O projeto tem caráter educativo e cultural, com atividades pensadas para o contexto escolar, buscando valorizar as culturas populares negras a partir de diferentes linguagens artísticas. Entre os elementos trabalhados estão a oralidade, a música, a culinária afro-brasileira e a cena narrativa, criando experiências de aprendizado que dialogam com a história e a identidade afro-brasileira. A proposta está alinhada à Lei nº 10.639/2003, que torna obrigatório o ensino da História e Cultura Afro-Brasileira e Africana na educação básica, contribuindo para o letramento racial e para a promoção da diversidade cultural. 

Segundo Sheron Carabajal, a iniciativa busca reconhecer e evidenciar a importância das contribuições negras na formação da sociedade brasileira, tratando essas expressões como patrimônio cultural vivo. “É um projeto voltado às culturas populares, que amplia a visibilidade de práticas artísticas e saberes transmitidos pela música, pela palavra, pela culinária e por outras manifestações que fazem parte da nossa identidade coletiva”, destaca. 

As atividades previstas serão organizadas em três eixos principais.
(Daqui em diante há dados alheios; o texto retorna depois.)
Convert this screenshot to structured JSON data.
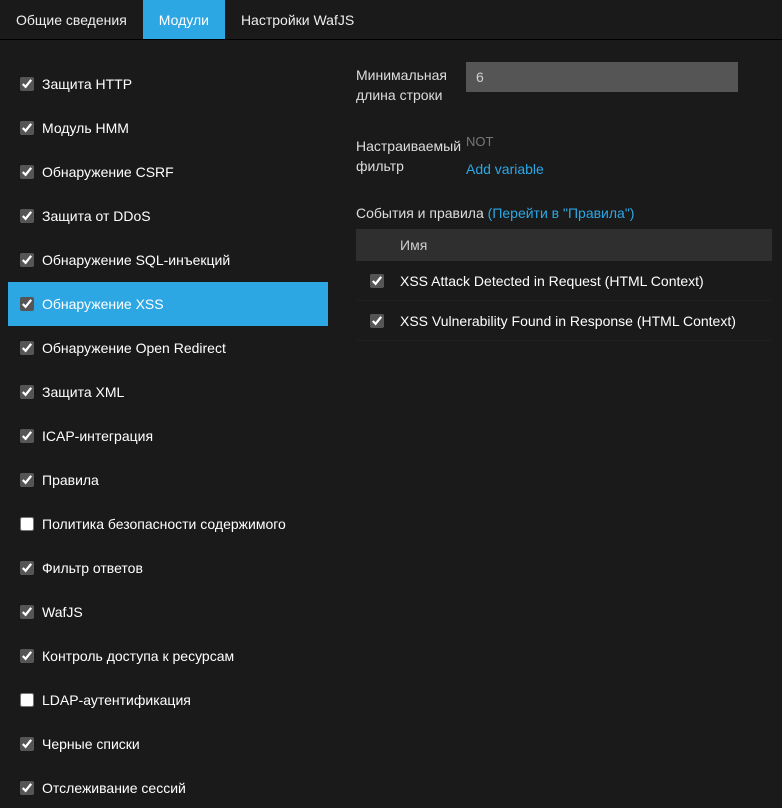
{
  "tabs": [
    {
      "label": "Общие сведения",
      "active": false
    },
    {
      "label": "Модули",
      "active": true
    },
    {
      "label": "Настройки WafJS",
      "active": false
    }
  ],
  "modules": [
    {
      "label": "Защита HTTP",
      "checked": true,
      "selected": false
    },
    {
      "label": "Модуль HMM",
      "checked": true,
      "selected": false
    },
    {
      "label": "Обнаружение CSRF",
      "checked": true,
      "selected": false
    },
    {
      "label": "Защита от DDoS",
      "checked": true,
      "selected": false
    },
    {
      "label": "Обнаружение SQL-инъекций",
      "checked": true,
      "selected": false
    },
    {
      "label": "Обнаружение XSS",
      "checked": true,
      "selected": true
    },
    {
      "label": "Обнаружение Open Redirect",
      "checked": true,
      "selected": false
    },
    {
      "label": "Защита XML",
      "checked": true,
      "selected": false
    },
    {
      "label": "ICAP-интеграция",
      "checked": true,
      "selected": false
    },
    {
      "label": "Правила",
      "checked": true,
      "selected": false
    },
    {
      "label": "Политика безопасности содержимого",
      "checked": false,
      "selected": false
    },
    {
      "label": "Фильтр ответов",
      "checked": true,
      "selected": false
    },
    {
      "label": "WafJS",
      "checked": true,
      "selected": false
    },
    {
      "label": "Контроль доступа к ресурсам",
      "checked": true,
      "selected": false
    },
    {
      "label": "LDAP-аутентификация",
      "checked": false,
      "selected": false
    },
    {
      "label": "Черные списки",
      "checked": true,
      "selected": false
    },
    {
      "label": "Отслеживание сессий",
      "checked": true,
      "selected": false
    }
  ],
  "settings": {
    "min_len_label": "Минимальная длина строки",
    "min_len_value": "6",
    "filter_label": "Настраиваемый фильтр",
    "filter_not": "NOT",
    "add_variable": "Add variable"
  },
  "events": {
    "title": "События и правила",
    "link": "(Перейти в \"Правила\")",
    "column_name": "Имя",
    "rows": [
      {
        "label": "XSS Attack Detected in Request (HTML Context)",
        "checked": true
      },
      {
        "label": "XSS Vulnerability Found in Response (HTML Context)",
        "checked": true
      }
    ]
  }
}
O primeiro, Palavra Ancestral, trabalha a transmissão de conhecimentos por meio da oralidade, do samba e da culinária, resgatando saberes tradicionais. O segundo, Palavra Urbana, aborda expressões culturais surgidas nas periferias, como o hip hop e a poesia falada. Já o eixo Palavra da Memória propõe narrativas negras encenadas, conectando história, arte e identidade. 

A realização das ações em diferentes municípios da região tem como objetivo democratizar o acesso à cultura e proporcionar uma imersão artística para crianças e jovens durante os dias de atividade. As instituições participantes ainda estão em fase de definição, e a confirmação do projeto está prevista para o mês de abril, dependendo da aprovação nos editais em que foi inscrito. 

Para o diretor da Cia Clandestino, Douglas Pereira, a carta de apoio da 10ª CRE representa um reconhecimento institucional importante no processo de tramitação do projeto. Ele explica que tanto a Companhia Clandestinos quanto o Núcleo Ubuntu e a Associação Cultural Cena Livre desenvolvem trabalhos de forma independente, muitas vezes sem recursos financeiros fixos. “Nosso sustento vem exclusivamente das artes cênicas. A gente sobrevive promovendo ações, circulando e buscando formar plateia, para que no futuro exista um público que consuma teatro, dança e circo”, afirma. 

Douglas ressalta ainda que o grupo participa de editais de fomento cultural em âmbito municipal, estadual e federal, como os vinculados aos Fundos de Apoio à Cultura, como os do Pró-Cultura RS (com editais para municípios e artistas), Ministério da Cultura (via leis como Aldir Blanc e Paulo Gustavo), e até iniciativas privadas. “A carta de apoio demonstra que a Coordenadoria tem ciência do projeto e da intenção de envolver as escolas públicas. A ideia é potente, mas tudo depende da aprovação. Seguimos acreditando e trabalhando para que ela se concretize”, conclui.